У нас в Америке — стране, имеющей конституцию, построенную на отвлеченных идеалах и являющуюся скорее произведением искусства, нежели реально действующим законом, мы видим нацию, торжественно объявившую себя свободной в так называемом интеллектуальном и духовном смысле, фактически же ушедшую с головой в собирание, накапливание, распределение и использование чисто материальных благ. Несмотря на все громогласные заявления о нашей преданности высоким идеалам (заимствованным, кстати сказать, преимущественно у Англии), в мире не существует нации, чей философский, художественный и духовный вклад в дело развития человеческого интеллекта был бы столь ничтожен. Правда, мы изобрели немало различных вещей, которые должны освободить человека от непосильной тяжести изнурительного физического труда, и это, быть может, и есть та единственная миссия, которую призвана выполнить Америка на земле и во вселенной, — ее назначение, ее конечная цель. Лично я считаю, что это не так уж плохо; подводная лодка, или самолет, или дредноут, или швейная машина, или жнейка, или хлопкоочистительная машина, или сноповязалка, или кассовый аппарат, или трамвай, или хотя бы телефон могут в конечном счете сыграть, а быть может, уже сыграли, не менее важную роль в раскрепощении человека от физического и духовного рабства, чем что-либо другое. Не знаю.

Знаю только, что Америка увязла во всем этом до такой степени, что другое ее уже не интересует. У американцев нет времени, а пожалуй, даже и желания, рассматривать жизнь в целом, с философской точки зрения или с точки зрения искусства. Но ведь в конце-то концов, когда все машины для облегчения труда человека будут изобретены и все возможные меры для продления его жизни приняты, а быть может, и парализованы теми силами, перед которыми бессильны все наши механические измышления, — разве строчка стихов, фраза, отрывок из давно забытой трагедии не окажутся тогда единственным, что останется от мира материальных вещей, которые представляются нам сейчас столь совершенными? Разве не одна только мысль пережила все другие прославленные и могучие творения человека, исчезнувшие навсегда, — мысль, донесенная чаще всего в произведениях искусства?

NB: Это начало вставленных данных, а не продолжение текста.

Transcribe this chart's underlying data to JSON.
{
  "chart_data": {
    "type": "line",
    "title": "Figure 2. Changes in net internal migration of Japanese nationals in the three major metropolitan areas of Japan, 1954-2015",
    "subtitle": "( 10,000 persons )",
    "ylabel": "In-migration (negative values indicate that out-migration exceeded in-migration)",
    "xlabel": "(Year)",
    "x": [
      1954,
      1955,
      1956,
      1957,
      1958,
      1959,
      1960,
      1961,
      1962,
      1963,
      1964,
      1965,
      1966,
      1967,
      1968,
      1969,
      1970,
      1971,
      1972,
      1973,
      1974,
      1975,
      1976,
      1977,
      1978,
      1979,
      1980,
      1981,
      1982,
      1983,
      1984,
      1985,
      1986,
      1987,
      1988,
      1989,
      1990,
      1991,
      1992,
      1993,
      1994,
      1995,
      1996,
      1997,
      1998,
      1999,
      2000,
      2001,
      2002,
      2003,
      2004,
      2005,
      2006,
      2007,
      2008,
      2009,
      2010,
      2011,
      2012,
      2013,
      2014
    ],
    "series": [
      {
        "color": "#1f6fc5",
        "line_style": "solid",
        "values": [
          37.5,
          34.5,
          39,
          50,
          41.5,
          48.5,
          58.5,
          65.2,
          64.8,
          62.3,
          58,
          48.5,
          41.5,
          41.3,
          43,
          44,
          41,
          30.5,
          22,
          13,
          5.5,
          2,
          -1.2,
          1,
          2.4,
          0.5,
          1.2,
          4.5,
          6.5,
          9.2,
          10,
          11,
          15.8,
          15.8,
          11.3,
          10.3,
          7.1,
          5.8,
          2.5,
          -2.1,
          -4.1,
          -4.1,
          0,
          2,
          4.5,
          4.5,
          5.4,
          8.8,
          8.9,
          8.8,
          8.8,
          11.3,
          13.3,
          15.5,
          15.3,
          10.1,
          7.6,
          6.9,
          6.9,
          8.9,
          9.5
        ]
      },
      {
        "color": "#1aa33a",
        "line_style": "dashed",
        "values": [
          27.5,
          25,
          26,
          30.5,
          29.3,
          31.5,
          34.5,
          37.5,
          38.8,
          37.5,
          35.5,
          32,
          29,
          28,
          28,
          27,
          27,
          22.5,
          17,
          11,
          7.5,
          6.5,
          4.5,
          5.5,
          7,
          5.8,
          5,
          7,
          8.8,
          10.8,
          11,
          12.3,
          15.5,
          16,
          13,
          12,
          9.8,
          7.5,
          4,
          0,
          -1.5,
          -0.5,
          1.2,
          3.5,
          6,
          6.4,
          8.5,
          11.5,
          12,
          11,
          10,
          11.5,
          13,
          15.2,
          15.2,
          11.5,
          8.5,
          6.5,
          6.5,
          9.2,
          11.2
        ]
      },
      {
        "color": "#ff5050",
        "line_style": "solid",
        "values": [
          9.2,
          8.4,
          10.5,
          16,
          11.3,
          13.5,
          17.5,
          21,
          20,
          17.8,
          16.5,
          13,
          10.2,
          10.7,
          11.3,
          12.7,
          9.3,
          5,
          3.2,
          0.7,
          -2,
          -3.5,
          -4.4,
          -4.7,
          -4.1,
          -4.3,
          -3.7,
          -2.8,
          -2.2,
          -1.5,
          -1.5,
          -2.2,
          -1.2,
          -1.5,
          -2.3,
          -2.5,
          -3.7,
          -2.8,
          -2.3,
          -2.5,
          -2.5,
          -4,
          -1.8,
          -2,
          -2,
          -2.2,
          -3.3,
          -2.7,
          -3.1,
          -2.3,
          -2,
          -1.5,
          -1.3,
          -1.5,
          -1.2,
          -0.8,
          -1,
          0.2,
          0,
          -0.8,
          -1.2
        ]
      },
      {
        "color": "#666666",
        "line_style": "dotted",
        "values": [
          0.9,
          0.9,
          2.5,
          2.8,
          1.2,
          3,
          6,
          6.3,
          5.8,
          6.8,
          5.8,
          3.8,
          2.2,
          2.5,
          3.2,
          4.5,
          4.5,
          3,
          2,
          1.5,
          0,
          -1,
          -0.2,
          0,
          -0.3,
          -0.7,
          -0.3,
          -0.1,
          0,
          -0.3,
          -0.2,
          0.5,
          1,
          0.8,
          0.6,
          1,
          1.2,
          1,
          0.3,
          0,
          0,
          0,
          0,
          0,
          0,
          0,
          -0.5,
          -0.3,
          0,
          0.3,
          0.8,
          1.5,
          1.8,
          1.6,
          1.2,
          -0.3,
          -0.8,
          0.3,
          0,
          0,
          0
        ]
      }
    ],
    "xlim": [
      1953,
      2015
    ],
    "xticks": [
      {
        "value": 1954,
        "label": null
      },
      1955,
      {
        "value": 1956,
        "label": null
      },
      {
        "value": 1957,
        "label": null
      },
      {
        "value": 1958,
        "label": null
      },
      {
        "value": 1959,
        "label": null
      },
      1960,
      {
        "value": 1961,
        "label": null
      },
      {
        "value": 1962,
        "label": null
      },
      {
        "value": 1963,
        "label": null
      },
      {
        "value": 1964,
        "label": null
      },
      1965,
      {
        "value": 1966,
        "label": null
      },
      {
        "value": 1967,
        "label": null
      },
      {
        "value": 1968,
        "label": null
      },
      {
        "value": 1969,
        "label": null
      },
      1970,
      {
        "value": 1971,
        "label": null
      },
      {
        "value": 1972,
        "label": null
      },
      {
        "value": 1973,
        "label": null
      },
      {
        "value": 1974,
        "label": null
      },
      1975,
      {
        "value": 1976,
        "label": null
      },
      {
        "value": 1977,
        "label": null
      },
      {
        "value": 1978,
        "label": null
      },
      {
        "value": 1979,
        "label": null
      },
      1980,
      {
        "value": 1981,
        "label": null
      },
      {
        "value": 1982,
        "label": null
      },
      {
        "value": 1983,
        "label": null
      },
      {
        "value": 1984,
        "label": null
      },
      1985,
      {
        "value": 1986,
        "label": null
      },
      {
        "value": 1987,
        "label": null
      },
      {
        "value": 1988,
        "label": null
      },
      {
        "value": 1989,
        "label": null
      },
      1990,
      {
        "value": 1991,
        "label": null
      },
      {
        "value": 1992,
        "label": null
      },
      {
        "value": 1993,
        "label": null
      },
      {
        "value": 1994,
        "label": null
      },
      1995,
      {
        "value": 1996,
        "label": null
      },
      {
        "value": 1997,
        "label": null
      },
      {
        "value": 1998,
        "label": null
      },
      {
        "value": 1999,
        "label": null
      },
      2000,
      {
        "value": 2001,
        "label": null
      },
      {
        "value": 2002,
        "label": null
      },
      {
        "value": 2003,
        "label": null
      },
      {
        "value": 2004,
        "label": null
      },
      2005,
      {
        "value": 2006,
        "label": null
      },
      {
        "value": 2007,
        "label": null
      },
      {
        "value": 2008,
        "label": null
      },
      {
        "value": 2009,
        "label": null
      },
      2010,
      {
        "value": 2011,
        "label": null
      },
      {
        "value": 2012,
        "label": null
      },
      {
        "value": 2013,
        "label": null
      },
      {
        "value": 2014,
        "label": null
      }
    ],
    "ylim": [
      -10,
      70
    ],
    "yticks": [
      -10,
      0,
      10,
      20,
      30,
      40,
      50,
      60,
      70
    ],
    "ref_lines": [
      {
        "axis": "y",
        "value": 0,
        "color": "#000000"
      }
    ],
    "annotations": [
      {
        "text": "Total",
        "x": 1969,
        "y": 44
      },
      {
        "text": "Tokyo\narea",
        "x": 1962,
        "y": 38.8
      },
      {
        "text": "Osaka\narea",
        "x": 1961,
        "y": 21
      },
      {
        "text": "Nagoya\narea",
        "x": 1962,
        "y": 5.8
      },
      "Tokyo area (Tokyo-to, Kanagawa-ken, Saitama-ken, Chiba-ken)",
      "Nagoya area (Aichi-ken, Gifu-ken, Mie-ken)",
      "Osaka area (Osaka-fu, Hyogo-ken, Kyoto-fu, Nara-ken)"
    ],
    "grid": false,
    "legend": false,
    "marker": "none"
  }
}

Однако не следует слишком далеко забираться в дебри отвлеченных рассуждений о высоком значении искусства как такового. Я в сущности хочу сказать только одно: в стране, которая так глубоко погрязла в практицизме, — забыв о провозглашенном ею в конституции служении идеалам, — свободная мысль и искусство не могут не находиться в положении безусловно ненормальном. Торговец и монополист, то есть тот, кто явно задает сейчас тон в Америке, не имеет ни малейшего представления об основных умственных и духовных запросах человека, которые находят свое выражение в искусстве, да и нимало ими не интересуется. Если вы мне не верите, посмотрите вокруг и убедитесь, как расходуют прибыль от своих капиталов все самые богатые и влиятельные люди Америки. Неприветливые, безвкусные дома, заполненные неприветливой и безвкусной старинной мебелью; сейфы, набитые ценными бумагами, — словом, лишь приобретение и накопление чисто материальных ценностей. Правда, в Америке существует около двух с половиной тысяч колледжей, школ и прочих учебных заведений всякого рода, опекаемых преимущественно американскими денежными тузами, и все эти учебные заведения ставят своей целью (так во всяком случае нам говорят) духовное развитие человека. Однако почти все они с железным упорством противятся всякому подлинно научному исследованию, всякой передовой мысли или новаторству, всякому истинному искусству. Сами педагоги так называемых высших учебных заведений вкупе с ректорами открыто заявляют, что истинная цель и сфера их деятельности — насаждение нравственности и патриотизма, а вовсе не передача знаний ради знаний, независимо от того, насколько они патриотичны.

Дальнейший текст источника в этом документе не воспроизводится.